Patricia Jauliac,
Ailleurs et
autres errances
Outre-part éditions, janvier
2000.
Alors que tant d'oeuvres de la
littérature de l'imaginaire font actuellement de la
surenchère dans la monstration, accumulant les gros effets,
voire le gore, voici le premier recueil d'une auteure qui se situe
dans la voie opposée : celle de la tradition d'Edgar
Poe, de Guy de Maupassant ou
d'Henry James, en utilisant des thèmes et une forme
littéraire propices aux jeux de l'incertitude. Il est
rafraîchissant de retrouver de temps à autre ce type de
fantastique qui suppose que l'interprétation du texte soit
faite par le lecteur. L'écriture passe par
l'euphémisation des représentations de la surnature, et
ne permet que des lectures où le sens profond est à
déterminer.
Dès la première
nouvelle, Ailleurs, qui
donne son titre au recueil, les rapprochements avec Le Horla de Maupassant s'imposent, encore que l'esprit et le ton
soient différents (c'est une collégienne qui raconte).
La situation est la même dans son principe, avec des narrations
qui se contrarient et rendent le lecteur perplexe.

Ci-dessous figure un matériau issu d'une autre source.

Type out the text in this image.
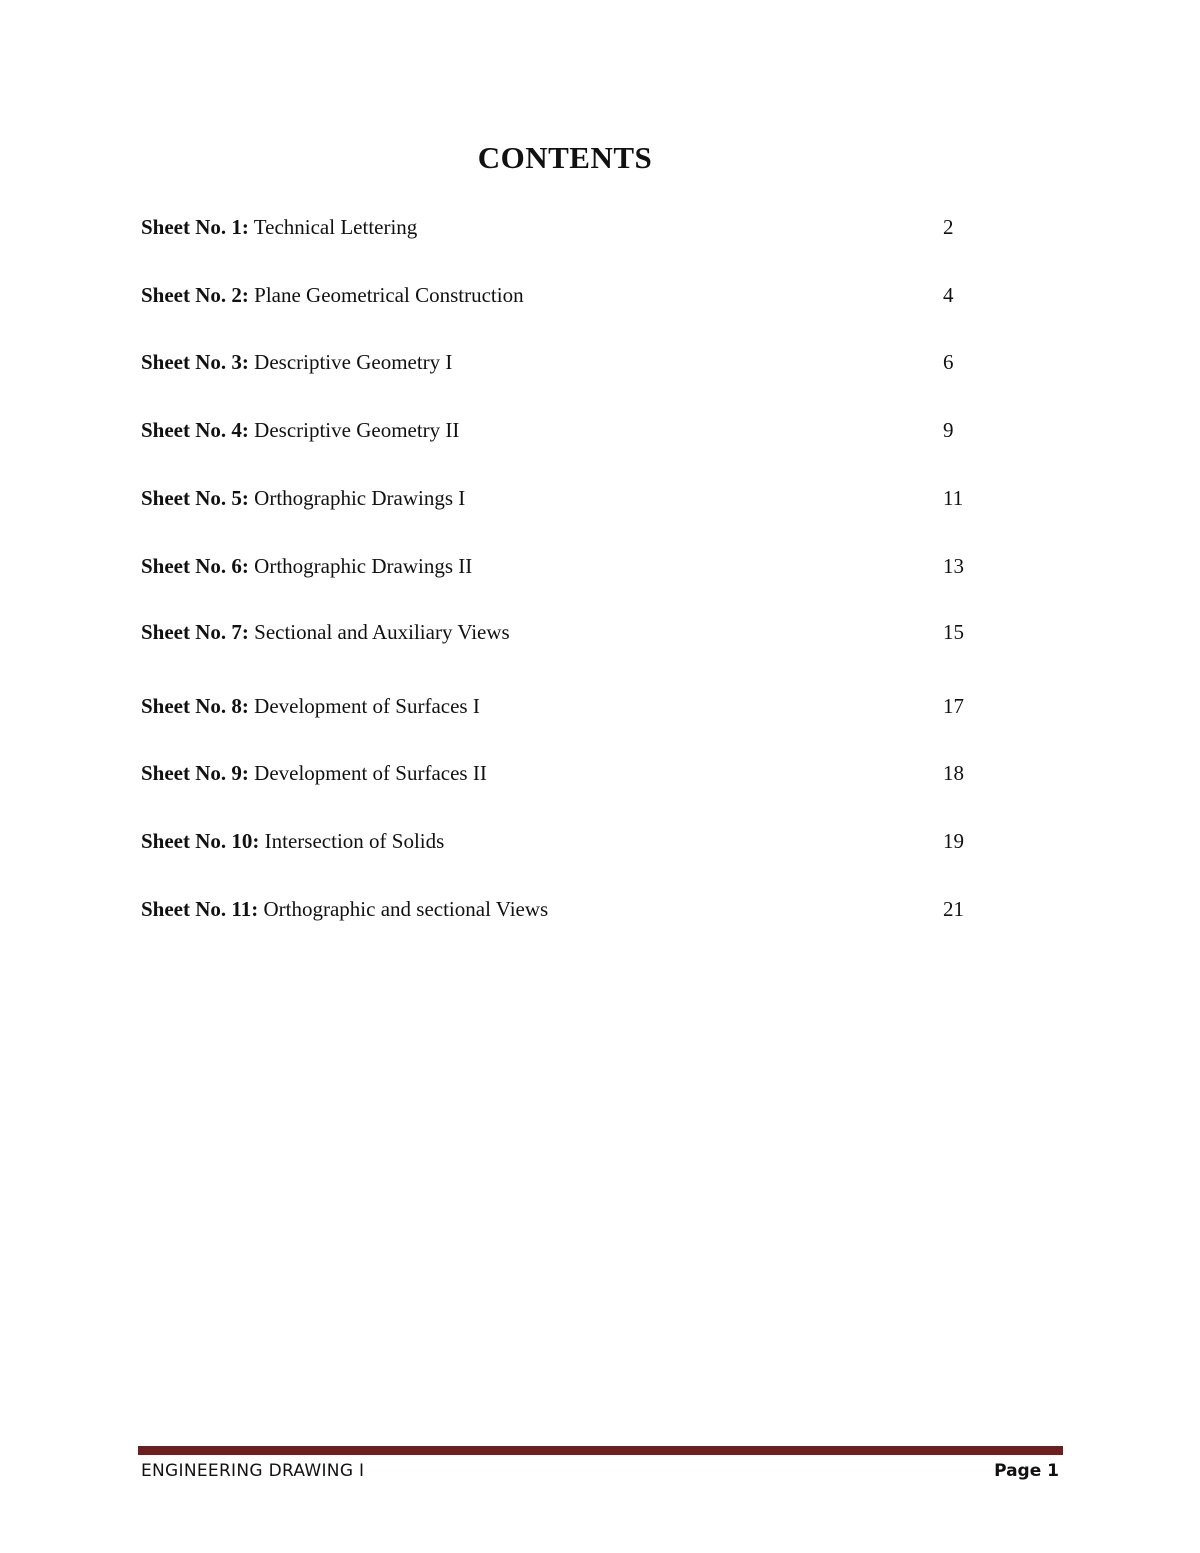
CONTENTS
Sheet No. 1: Technical Lettering	2
Sheet No. 2: Plane Geometrical Construction	4
Sheet No. 3: Descriptive Geometry I	6
Sheet No. 4: Descriptive Geometry II	9
Sheet No. 5: Orthographic Drawings I	11
Sheet No. 6: Orthographic Drawings II	13
Sheet No. 7: Sectional and Auxiliary Views	15
Sheet No. 8: Development of Surfaces I	17
Sheet No. 9: Development of Surfaces II	18
Sheet No. 10: Intersection of Solids	19
Sheet No. 11: Orthographic and sectional Views	21
ENGINEERING DRAWING I	Page 1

Le récit
rédigé de la «petite» (on ne connaît
pas son nom) mêle des informations contradictoires, dont elle
essaie de pénétrer le sens, de manière parfois
paranoïaque. Le lecteur partage les sentiments et les
perceptions de la jeune narratrice-scriptrice, exposées avec
candeur et simplicité, pour se trouver dérouté
par les deux dernières pages, où brusquement le
récit actoriel cesse, pour laisser la place à deux
brèves interventions supposées être objectives,
sans donner la solution pour autant. Le fait que la
«petite» relate ses aventures étranges avec
spontanéité donne un caractère de
crédibilité à ses énonciations,
l'explication du surnaturel n'intervenant alors qu'en focalisation
interne. Encore que des indices manifestement
interprétés et des apostrophes paranoïaques
laissent des incertitudes et font interrogation.
Les options poétiques
privilégient la retenue et la litote, des effets de suggestion
(comme les yeux transparents des êtres de l'autre monde, ou le
tableau dont la maison tombe en ruines) et proposent une lecture
hésitant sans cesse entre le rationnel et le fantastique.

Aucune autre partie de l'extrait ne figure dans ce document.